Comenta Adela Cortina: “(…) Ya no aparecen belenes, aunque sí Santa Klaus, porque es el que trae los regalos que ahora llegan también en Nochebuena… y después vienen los Reyes, el 6 de enero, con lo cual los regalos se multiplican infinitamente, resulta que, lo que a la gente le llega como anuncio de Navidad, no es el nacimiento del Niño sino catálogos para poder comprar. Y si a alguien se le ocurre, al llegar las Navidades, no entrar en esta dinámica y no regalar nada a la familia, al que te hizo un favor, al vecino… queda absolutamente mal y se convierte en un proscrito desde el punto de vista social. Se ha conseguido con esto que todos los rituales estén mediatizados por regalos y que la gente consuma”.
La navidad se ha convertido en un despropósito, el pesebre ha sido usurpado, el materialismo y su vástago, el consumismo, lo han convertido y multiplicado en coloridas vitrinas comerciales, en innumerables propuestas de comercios virtuales.
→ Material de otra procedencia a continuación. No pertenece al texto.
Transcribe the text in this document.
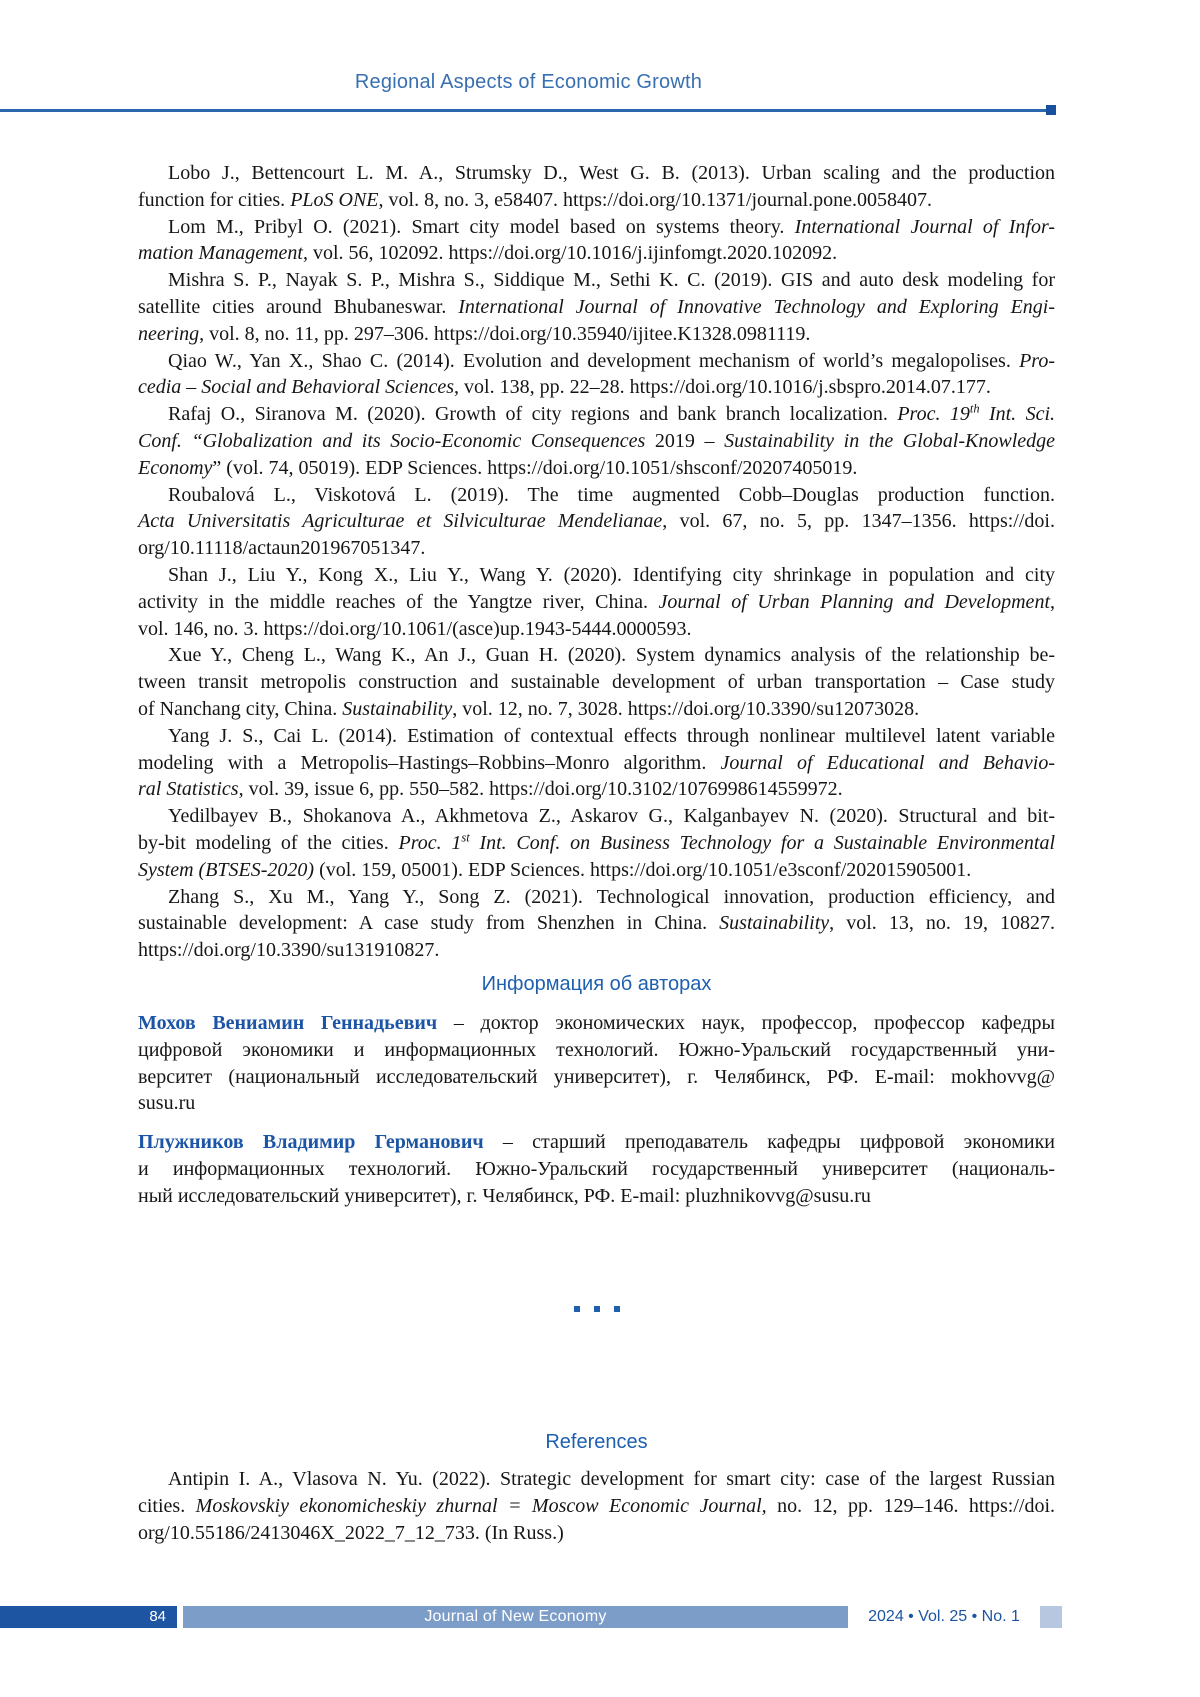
Regional Aspects of Economic Growth
Lobo J., Bettencourt L. M. A., Strumsky D., West G. B. (2013). Urban scaling and the production
function for cities. PLoS ONE, vol. 8, no. 3, e58407. https://doi.org/10.1371/journal.pone.0058407.
Lom M., Pribyl O. (2021). Smart city model based on systems theory. International Journal of Infor-
mation Management, vol. 56, 102092. https://doi.org/10.1016/j.ijinfomgt.2020.102092.
Mishra S. P., Nayak S. P., Mishra S., Siddique M., Sethi K. C. (2019). GIS and auto desk modeling for
satellite cities around Bhubaneswar. International Journal of Innovative Technology and Exploring Engi-
neering, vol. 8, no. 11, pp. 297–306. https://doi.org/10.35940/ijitee.K1328.0981119.
Qiao W., Yan X., Shao C. (2014). Evolution and development mechanism of world’s megalopolises. Pro-
cedia – Social and Behavioral Sciences, vol. 138, pp. 22–28. https://doi.org/10.1016/j.sbspro.2014.07.177.
Rafaj O., Siranova M. (2020). Growth of city regions and bank branch localization. Proc. 19th Int. Sci.
Conf. “Globalization and its Socio-Economic Consequences 2019 – Sustainability in the Global-Knowledge
Economy” (vol. 74, 05019). EDP Sciences. https://doi.org/10.1051/shsconf/20207405019.
Roubalová L., Viskotová L. (2019). The time augmented Cobb–Douglas production function.
Acta Universitatis Agriculturae et Silviculturae Mendelianae, vol. 67, no. 5, pp. 1347–1356. https://doi.
org/10.11118/actaun201967051347.
Shan J., Liu Y., Kong X., Liu Y., Wang Y. (2020). Identifying city shrinkage in population and city
activity in the middle reaches of the Yangtze river, China. Journal of Urban Planning and Development,
vol. 146, no. 3. https://doi.org/10.1061/(asce)up.1943-5444.0000593.
Xue Y., Cheng L., Wang K., An J., Guan H. (2020). System dynamics analysis of the relationship be-
tween transit metropolis construction and sustainable development of urban transportation – Case study
of Nanchang city, China. Sustainability, vol. 12, no. 7, 3028. https://doi.org/10.3390/su12073028.
Yang J. S., Cai L. (2014). Estimation of contextual effects through nonlinear multilevel latent variable
modeling with a Metropolis–Hastings–Robbins–Monro algorithm. Journal of Educational and Behavio-
ral Statistics, vol. 39, issue 6, pp. 550–582. https://doi.org/10.3102/1076998614559972.
Yedilbayev B., Shokanova A., Akhmetova Z., Askarov G., Kalganbayev N. (2020). Structural and bit-
by-bit modeling of the cities. Proc. 1st Int. Conf. on Business Technology for a Sustainable Environmental
System (BTSES-2020) (vol. 159, 05001). EDP Sciences. https://doi.org/10.1051/e3sconf/202015905001.
Zhang S., Xu M., Yang Y., Song Z. (2021). Technological innovation, production efficiency, and
sustainable development: A case study from Shenzhen in China. Sustainability, vol. 13, no. 19, 10827.
https://doi.org/10.3390/su131910827.
Информация об авторах
Мохов Вениамин Геннадьевич – доктор экономических наук, профессор, профессор кафедры
цифровой экономики и информационных технологий. Южно-Уральский государственный уни-
верситет (национальный исследовательский университет), г. Челябинск, РФ. E-mail: mokhovvg@
susu.ru
Плужников Владимир Германович – старший преподаватель кафедры цифровой экономики
и информационных технологий. Южно-Уральский государственный университет (националь-
ный исследовательский университет), г. Челябинск, РФ. E-mail: pluzhnikovvg@susu.ru
References
Antipin I. A., Vlasova N. Yu. (2022). Strategic development for smart city: case of the largest Russian
cities. Moskovskiy ekonomicheskiy zhurnal = Moscow Economic Journal, no. 12, pp. 129–146. https://doi.
org/10.55186/2413046X_2022_7_12_733. (In Russ.)
84	Journal of New Economy	2024 • Vol. 25 • No. 1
Hoy el consumismo ofrece la salvación total –por lo menos social y existencial– bajo el dogma “vivir la Navidad significa comprar para regalar”, bajo la creencia de que “si no eres capaz de regalar, no eres capaz de existir”.
El influjo navideño nace en la cartera y termina en la desilusión de la fugacidad del consumo. Los valores de “noche de paz y de amor”, que antaño daban sentido al 25 de diciembre, han sido crucificados. El sentido del nacimiento del “Niño-Dios” se ha mimetizado con el poder de compra de las tarjetas de crédito más atractivas y voluminosas.
La inmensa noche, en la que enmudeció la humanidad, se ha convertido en ruido, éxtasis y sinsentido. El niño permanece impávido en su humilde pesebre ante las gélidas e indiferentes miradas de millones de ardientes y frenéticos consumidores. Su mensaje de amor, fraternidad y misericordia, al igual que la presencia ignorada de millones de descartados, no tienen cabida alguna en las fiestas decembrinas.
‘INFLUENCERS’
¿Podría ser distinto? Nuestra época es imagen, máscaras y actuación. Innumerables personas dedican gran parte de su tiempo intentando obtener exclusivamente el éxito material en un mundo dominado por las apariencias; de hecho, y de alguna manera, nos la hemos arreglado para hacer del triunfo económico y la imagen –en un mercado que bien podría denominarse de la personalidad–, la meta final de la fugaz existencia humana.
Así fabricamos mil senderos para poder impresionar a los demás, infinitas son las formas que imaginamos para mejorar la imagen personal; ahora, interesan esos “influencers” del momento que no cesan de mostrar los pasos para despertar al gigante interior que supuestamente todos llevamos dentro y que nos hará aparecer ante los demás como una especie de “superpersonas”.
Los libros que abordan los temas para alcanzar toda clase de provisionales éxitos y que dictan un sinfín de recetas mágicas, se encuentran en los primeros sitios de ventas en las librerías.
En fin, las personas anhelamos saber cómo “ser” gente “bien”, tal vez porque tenemos la idea que la honra y reputación personal se encuentran profundamente relacionadas con lo que podemos poseer y presumir, con el auge logrado en ámbito del trabajo, o bien con el dinero que se puede acumular en el banco, o con el poder, o con la posibilidad de influenciar a los demás, o con la fama, o con otras tantas cosas absurdas.